Doctorate of Education, Ed.D.

Faculty Chair

Mark Jimenez, Ed.D.

Content Specialist

Deborah Stone, Ed.D.

Content Reader

Patricia Easley, Ed.D.

Keywords

academic achievement, cultural discontinuity, confluency, dominant culture, educational dominance, effective instruction, Euro-American, interrater reliability, intersectionality, Native American, reliability, validity

Abstract

This study examined the Tohono O’odham Native American students culture, self-identity and ethnicity, and the intersectionality of the American education system to determine if the cultural discontinuity significantly contributes to the low academic achievement in reading and mathematics.

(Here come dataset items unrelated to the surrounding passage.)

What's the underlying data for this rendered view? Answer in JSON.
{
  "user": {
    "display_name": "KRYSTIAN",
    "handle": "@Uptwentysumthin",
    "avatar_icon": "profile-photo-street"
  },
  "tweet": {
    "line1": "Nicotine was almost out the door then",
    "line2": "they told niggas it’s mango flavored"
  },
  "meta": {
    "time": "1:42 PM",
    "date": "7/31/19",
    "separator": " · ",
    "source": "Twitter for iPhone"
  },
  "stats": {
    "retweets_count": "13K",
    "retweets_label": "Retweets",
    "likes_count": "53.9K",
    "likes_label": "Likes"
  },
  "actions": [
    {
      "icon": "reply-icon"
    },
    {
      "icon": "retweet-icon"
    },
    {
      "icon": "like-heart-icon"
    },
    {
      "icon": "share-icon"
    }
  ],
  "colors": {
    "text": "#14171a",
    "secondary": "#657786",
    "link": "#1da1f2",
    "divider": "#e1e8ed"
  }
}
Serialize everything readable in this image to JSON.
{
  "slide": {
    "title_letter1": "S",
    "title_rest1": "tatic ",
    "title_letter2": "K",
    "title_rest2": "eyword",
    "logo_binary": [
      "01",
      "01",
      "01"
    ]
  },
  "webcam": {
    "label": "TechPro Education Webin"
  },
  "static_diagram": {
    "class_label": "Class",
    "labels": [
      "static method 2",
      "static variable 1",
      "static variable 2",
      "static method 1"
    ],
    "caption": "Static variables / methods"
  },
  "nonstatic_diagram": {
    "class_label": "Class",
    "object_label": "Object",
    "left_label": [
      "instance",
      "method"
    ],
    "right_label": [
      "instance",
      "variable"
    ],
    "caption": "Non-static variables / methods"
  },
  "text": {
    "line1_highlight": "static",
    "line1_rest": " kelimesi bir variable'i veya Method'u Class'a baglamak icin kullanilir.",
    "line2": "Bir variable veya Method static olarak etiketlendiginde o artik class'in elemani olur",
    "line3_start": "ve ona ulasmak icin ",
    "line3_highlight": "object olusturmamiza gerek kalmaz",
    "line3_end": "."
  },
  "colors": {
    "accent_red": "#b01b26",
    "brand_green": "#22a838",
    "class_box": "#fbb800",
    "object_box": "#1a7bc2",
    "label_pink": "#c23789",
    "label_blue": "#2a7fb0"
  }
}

Additionally, this research explored the confluency between home and school dissonance, teacher effectiveness level, and teacher cultural competency level to determine the impact on the low student achievement scores on academic assessments in reading, and mathematics. Given that many schools operate based on middle-class Euro-American norms (Carter, 2005), it is important to understand how home-school dissonance impacts academic for Tohono O’odham students. The use of mixed methods for this study was a convergent parallel design. Qualitative findings suggested that while there are differences between student home and school worlds, the differences between the two does not trouble the students. Quantitative findings indicated that no significant relationship existed between the teachers’ scores on the SKR, CCSAQ, or the HDS, and standardized test data of their students (Ho: ρ = 0). The data analysis conducted failed to reject the null hypothesis. However, there was a significant correlation between teacher effectiveness (SKR) scores and cultural competency level of teachers.